A coding procedure was invented then for translating DNA base pairs
into strings of ones and zeroes. Then poured together the contents
of test tubes filled with genetically sequenced molecules, which
allowed the DNA to simulate the electronic gates by which computers
make their yes-no decisions. In short the DNA was made to think.
The DNA supercomputer will bring the information
sciences and life sciences together into a single technology revolution
with the power to remake the world.
To facilitate the research process, many
Internet-based sites and ASPs are including e-commerce features
such as links to suppliers of reagents, DNA sequences, or research
clones. Whether it is with data visualisation programs or through
integration efforts at large corporations and Internet-based ASPs,
the goal increasingly is to put the tools in researchers hands.
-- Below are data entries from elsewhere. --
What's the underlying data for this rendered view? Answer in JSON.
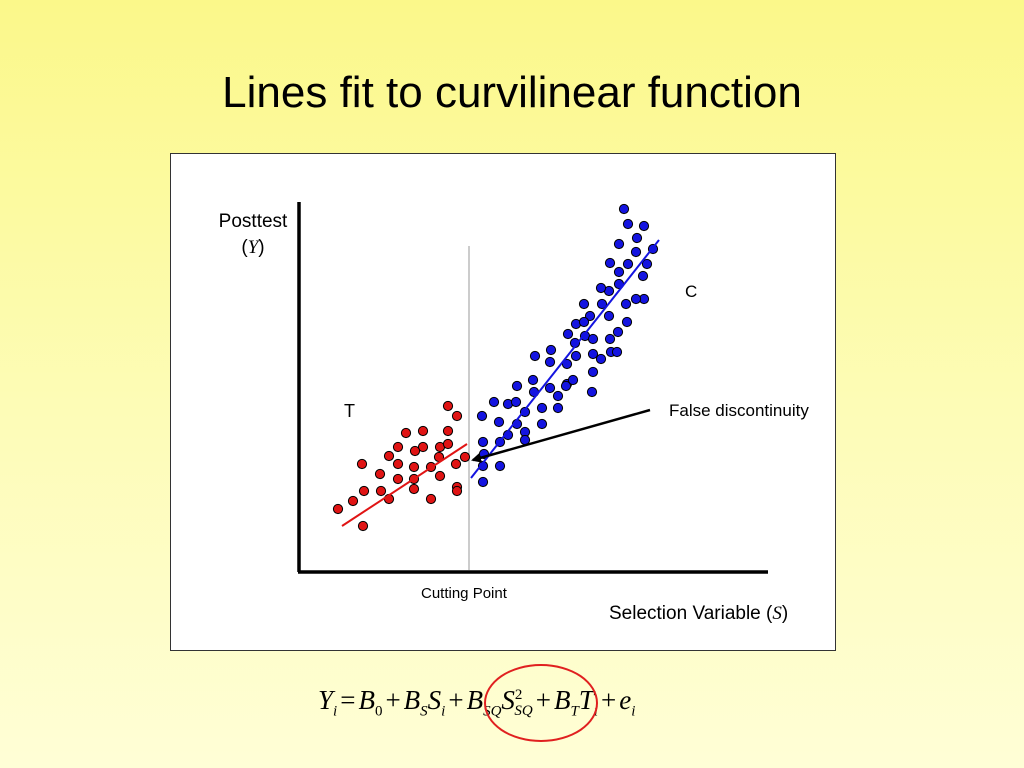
{
  "slide": {
    "title": "Lines fit to curvilinear function"
  },
  "diagram": {
    "y_axis_label_line1": "Posttest",
    "y_axis_label_var": "Y",
    "x_axis_label_text": "Selection Variable (",
    "x_axis_label_var": "S",
    "x_axis_label_close": ")",
    "cutting_point_label": "Cutting Point",
    "treatment_group_label": "T",
    "control_group_label": "C",
    "annotation": "False discontinuity",
    "colors": {
      "treatment": "#e01414",
      "control": "#1414e0",
      "axis": "#000000",
      "cutoff_line": "#999999"
    }
  },
  "equation": {
    "Y": "Y",
    "i1": "i",
    "eq": "=",
    "B0": "B",
    "zero": "0",
    "plus1": "+",
    "BS": "B",
    "S_sub": "S",
    "S": "S",
    "i2": "i",
    "plus2": "+",
    "BSQ": "B",
    "SQ_sub1": "SQ",
    "SSQ": "S",
    "sq": "2",
    "SQ_sub2": "SQ",
    "plus3": "+",
    "BT": "B",
    "T_sub": "T",
    "T": "T",
    "i3": "i",
    "plus4": "+",
    "e": "e",
    "i4": "i"
  }
}
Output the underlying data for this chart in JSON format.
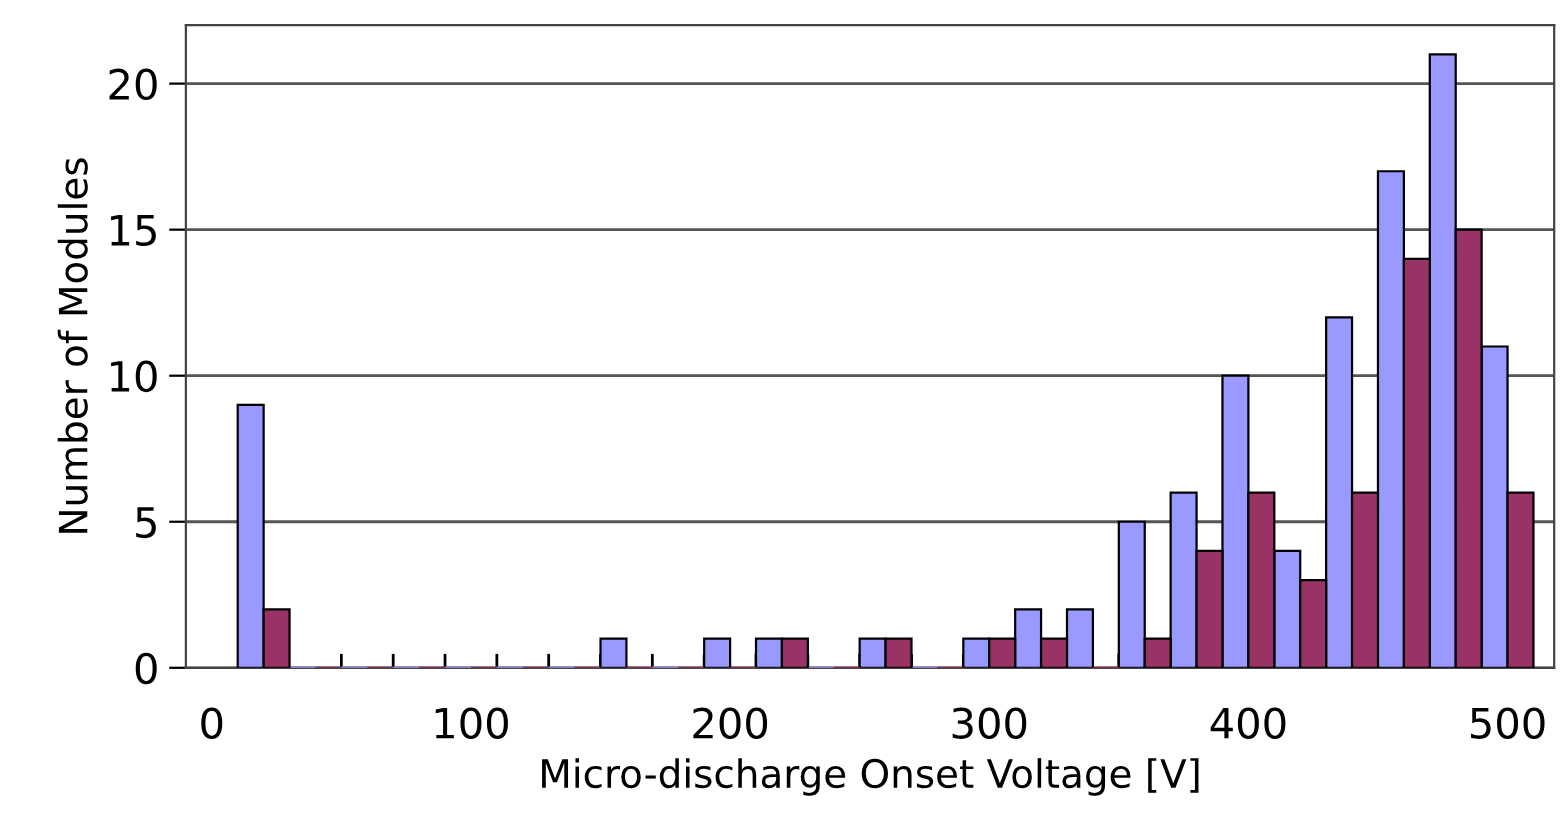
{
  "chart_data": {
    "type": "bar",
    "xlabel": "Micro-discharge Onset Voltage [V]",
    "ylabel": "Number of Modules",
    "x": [
      20,
      40,
      60,
      80,
      100,
      120,
      140,
      160,
      180,
      200,
      220,
      240,
      260,
      280,
      300,
      320,
      340,
      360,
      380,
      400,
      420,
      440,
      460,
      480,
      500
    ],
    "series": [
      {
        "color": "#9999ff",
        "values": [
          9,
          0,
          0,
          0,
          0,
          0,
          0,
          1,
          0,
          1,
          1,
          0,
          1,
          0,
          1,
          2,
          2,
          5,
          6,
          10,
          4,
          12,
          17,
          21,
          11
        ]
      },
      {
        "color": "#993366",
        "values": [
          2,
          0,
          0,
          0,
          0,
          0,
          0,
          0,
          0,
          0,
          1,
          0,
          1,
          0,
          1,
          1,
          0,
          1,
          4,
          6,
          3,
          6,
          14,
          15,
          6
        ]
      }
    ],
    "xlim": [
      -10,
      518
    ],
    "xticks": [
      0,
      100,
      200,
      300,
      400,
      500,
      {
        "value": 50,
        "label": null
      },
      {
        "value": 70,
        "label": null
      },
      {
        "value": 90,
        "label": null
      },
      {
        "value": 110,
        "label": null
      },
      {
        "value": 130,
        "label": null
      },
      {
        "value": 150,
        "label": null
      },
      {
        "value": 170,
        "label": null
      },
      {
        "value": 190,
        "label": null
      },
      {
        "value": 210,
        "label": null
      },
      {
        "value": 230,
        "label": null
      },
      {
        "value": 250,
        "label": null
      },
      {
        "value": 270,
        "label": null
      },
      {
        "value": 290,
        "label": null
      },
      {
        "value": 310,
        "label": null
      },
      {
        "value": 330,
        "label": null
      },
      {
        "value": 350,
        "label": null
      }
    ],
    "ylim": [
      0,
      22
    ],
    "yticks": [
      0,
      5,
      10,
      15,
      20
    ],
    "grid": "y"
  }
}
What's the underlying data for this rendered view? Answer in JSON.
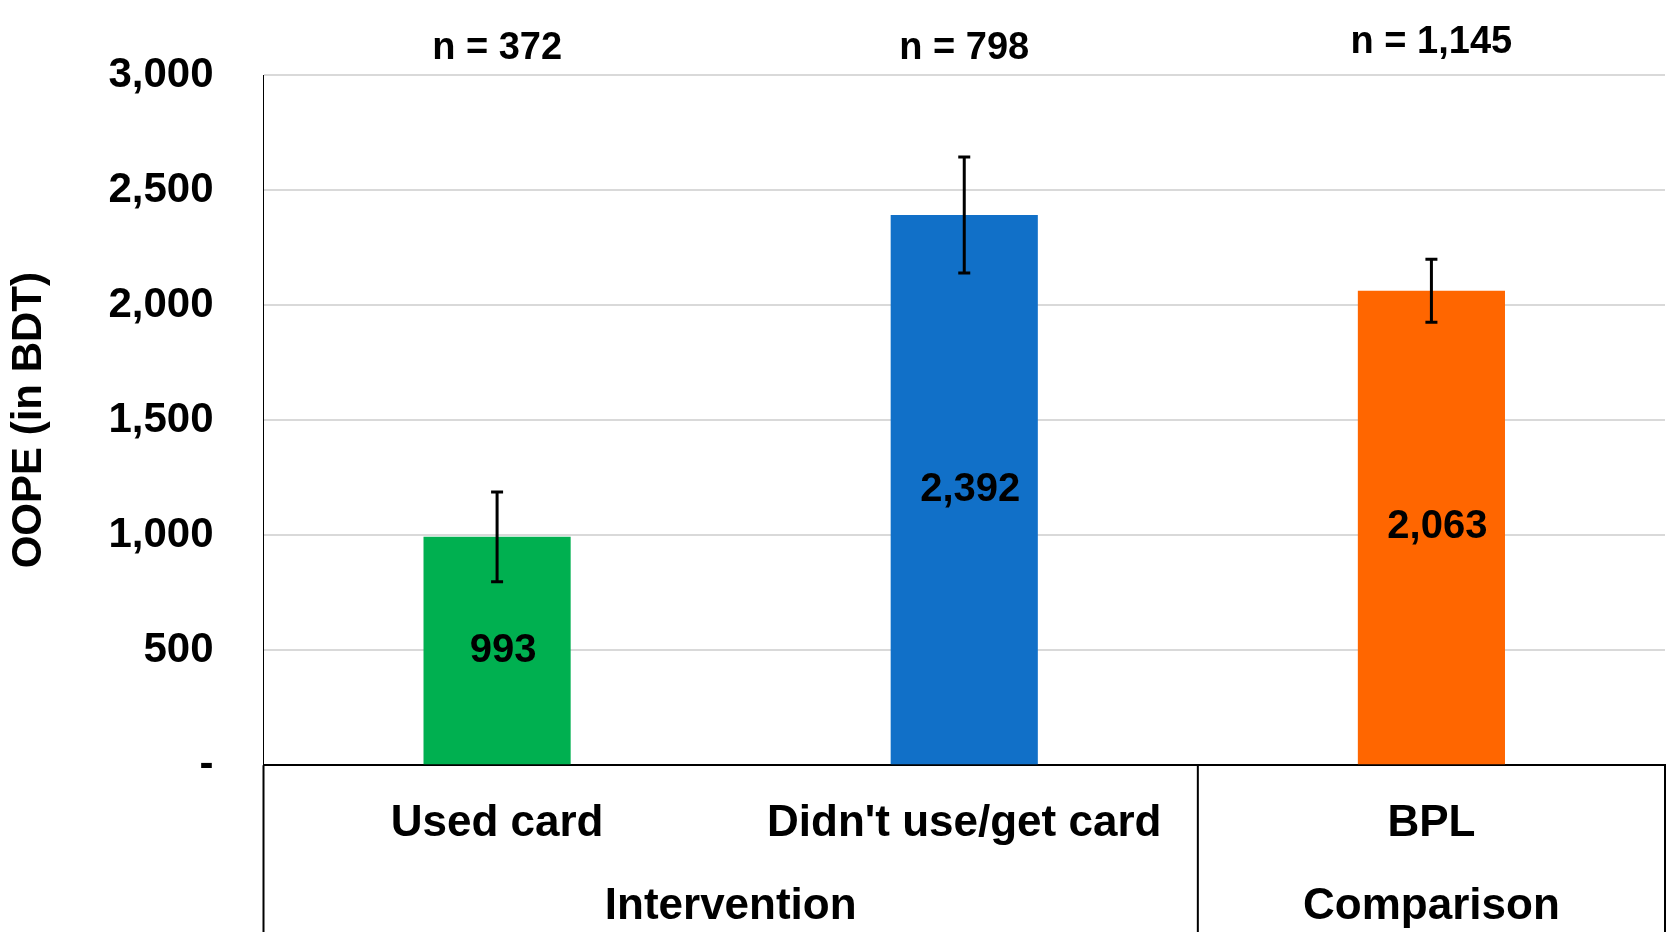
{
  "chart_data": {
    "type": "bar",
    "ylabel": "OOPE (in BDT)",
    "categories": [
      "Used card",
      "Didn't use/get card",
      "BPL"
    ],
    "values": [
      993,
      2392,
      2063
    ],
    "colors": [
      "#00b050",
      "#1170c8",
      "#ff6600"
    ],
    "errors": [
      195,
      252,
      137
    ],
    "value_labels": [
      "993",
      "2,392",
      "2,063"
    ],
    "ylim": [
      0,
      3000
    ],
    "yticks": [
      {
        "value": 0,
        "label": "-"
      },
      500,
      {
        "value": 1000,
        "label": "1,000"
      },
      {
        "value": 1500,
        "label": "1,500"
      },
      {
        "value": 2000,
        "label": "2,000"
      },
      {
        "value": 2500,
        "label": "2,500"
      },
      {
        "value": 3000,
        "label": "3,000"
      }
    ],
    "grid": "y",
    "legend": false,
    "annotations": [
      "n = 372",
      "n = 798",
      "n = 1,145",
      "Intervention",
      "Comparison"
    ]
  }
}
Bioinformatics offerings continue to evolve and target individual
scientists, often through their desktop computers.
Bioinformatics companies say they will
increase access to more data and tools as they are generated, moving
beyond the most widely used gene-sequencing analysis to include
areas such as gene expression, protein identification and structure,
biochemical pathway data, pharmacogenomics, and chemical structure
and activity. From a user perspective, scientists hope to get integrated
packages of data, software, patent citations, literature, and supplier
links to support their research. These combined elements are anticipated
to decrease time spent in handling, manipulating, transmitting,
and analysing data to ultimately speed up drug discovery and development.
Bioinformatics companies are moving beyond
gene-sequencing analysis to areas such as gene expression, protein
identification and structure, biochemical pathway data, pharmacogenomics,
and chemical structure and activity.